Johan Rahmadi: "Benar sekali! Kini ruang obrolan sudah heboh dan banyak yang bertanya-tanya kenapa kita bisa naik level dengan begitu cepat!"


Jackson Joe: "Hehe! Diamkan mereka dulu!"


Lalu, kedua orang tersenyum licik dan meningkatkan kecepatan mereka untuk membeli lebih banyak pisau pemula.


Di sisi lain, ruang obrolan Desa Asal Garuda juga sedang asyik mengobrol.


"Haha! Teman-teman, Desa Asal Garuda akan bisa naik level setelah memiliki 10 pemula yang mencapai Lv. 10!"


"Bukan 10, tapi 9 lagi!
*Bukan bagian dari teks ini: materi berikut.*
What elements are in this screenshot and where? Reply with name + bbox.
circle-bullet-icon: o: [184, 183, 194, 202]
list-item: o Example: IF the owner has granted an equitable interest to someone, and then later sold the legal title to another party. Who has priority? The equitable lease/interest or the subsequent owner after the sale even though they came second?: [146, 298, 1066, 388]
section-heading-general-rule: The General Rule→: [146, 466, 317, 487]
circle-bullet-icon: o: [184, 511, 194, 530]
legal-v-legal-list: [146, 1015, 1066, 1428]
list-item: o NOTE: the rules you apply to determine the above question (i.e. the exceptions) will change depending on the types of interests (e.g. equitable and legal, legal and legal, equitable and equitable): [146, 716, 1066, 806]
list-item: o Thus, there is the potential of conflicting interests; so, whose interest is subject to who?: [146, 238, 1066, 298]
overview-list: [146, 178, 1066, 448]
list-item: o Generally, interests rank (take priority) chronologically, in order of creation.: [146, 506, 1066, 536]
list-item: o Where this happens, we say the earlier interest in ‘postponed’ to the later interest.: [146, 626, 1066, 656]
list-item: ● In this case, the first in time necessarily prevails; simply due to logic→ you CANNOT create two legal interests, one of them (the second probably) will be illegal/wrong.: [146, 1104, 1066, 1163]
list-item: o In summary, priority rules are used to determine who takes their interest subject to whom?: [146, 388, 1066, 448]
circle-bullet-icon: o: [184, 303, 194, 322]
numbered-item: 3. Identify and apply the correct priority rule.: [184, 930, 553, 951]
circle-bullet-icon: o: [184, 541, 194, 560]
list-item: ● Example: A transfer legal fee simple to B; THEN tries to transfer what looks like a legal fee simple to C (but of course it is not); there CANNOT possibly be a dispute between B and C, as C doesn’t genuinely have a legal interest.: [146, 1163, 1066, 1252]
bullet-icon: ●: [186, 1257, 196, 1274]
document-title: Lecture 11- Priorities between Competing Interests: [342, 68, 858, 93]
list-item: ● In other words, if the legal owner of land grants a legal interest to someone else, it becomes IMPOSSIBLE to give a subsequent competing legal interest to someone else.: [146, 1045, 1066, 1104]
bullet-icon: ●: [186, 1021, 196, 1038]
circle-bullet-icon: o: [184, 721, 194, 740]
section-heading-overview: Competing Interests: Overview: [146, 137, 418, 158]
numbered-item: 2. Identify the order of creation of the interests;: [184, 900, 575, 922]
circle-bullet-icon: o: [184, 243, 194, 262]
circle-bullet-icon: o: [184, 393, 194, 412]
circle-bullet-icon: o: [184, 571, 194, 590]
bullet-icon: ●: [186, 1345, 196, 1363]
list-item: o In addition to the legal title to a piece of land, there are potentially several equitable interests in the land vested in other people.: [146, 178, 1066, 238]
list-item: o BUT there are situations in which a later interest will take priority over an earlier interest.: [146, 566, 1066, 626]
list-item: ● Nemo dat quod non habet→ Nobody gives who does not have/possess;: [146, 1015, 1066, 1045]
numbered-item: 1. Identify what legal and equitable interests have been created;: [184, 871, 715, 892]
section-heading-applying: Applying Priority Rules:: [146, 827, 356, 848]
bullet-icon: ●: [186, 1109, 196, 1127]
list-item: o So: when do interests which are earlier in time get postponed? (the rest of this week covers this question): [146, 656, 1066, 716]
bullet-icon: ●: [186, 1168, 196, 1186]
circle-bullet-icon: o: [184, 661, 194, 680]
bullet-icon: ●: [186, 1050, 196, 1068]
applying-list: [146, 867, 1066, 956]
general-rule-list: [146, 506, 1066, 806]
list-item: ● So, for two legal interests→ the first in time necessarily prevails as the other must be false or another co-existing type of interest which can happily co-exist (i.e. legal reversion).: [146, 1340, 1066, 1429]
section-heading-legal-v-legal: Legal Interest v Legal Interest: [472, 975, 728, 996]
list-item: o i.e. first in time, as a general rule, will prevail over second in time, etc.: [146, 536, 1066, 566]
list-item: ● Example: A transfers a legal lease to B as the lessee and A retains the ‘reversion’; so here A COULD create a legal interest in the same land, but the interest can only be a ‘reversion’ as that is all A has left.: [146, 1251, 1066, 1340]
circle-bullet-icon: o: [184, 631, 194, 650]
Kak Feliks 'kan sudah mencapai Lv. 10 sejak awal."


"Ya, nih! Kini hanya tergantung pada Kak Deon mereka, semoga mereka bisa naik level sesegera mungkin."


"Aku ingin desa kita segera naik level. Tidak tahu juga akankah kita menerima anugerah dari sistem tertinggi setelah naik level?"


"Haha! Sudah pasti akan diberi hadiah oleh sistem tertinggi. Saat kita membantu desa Lv. 0 saja, sudah mendapatkan hadiah sebesar 50 poin atribut. Hadiah naik ke Lv. 1 pasti akan lebih mewah!"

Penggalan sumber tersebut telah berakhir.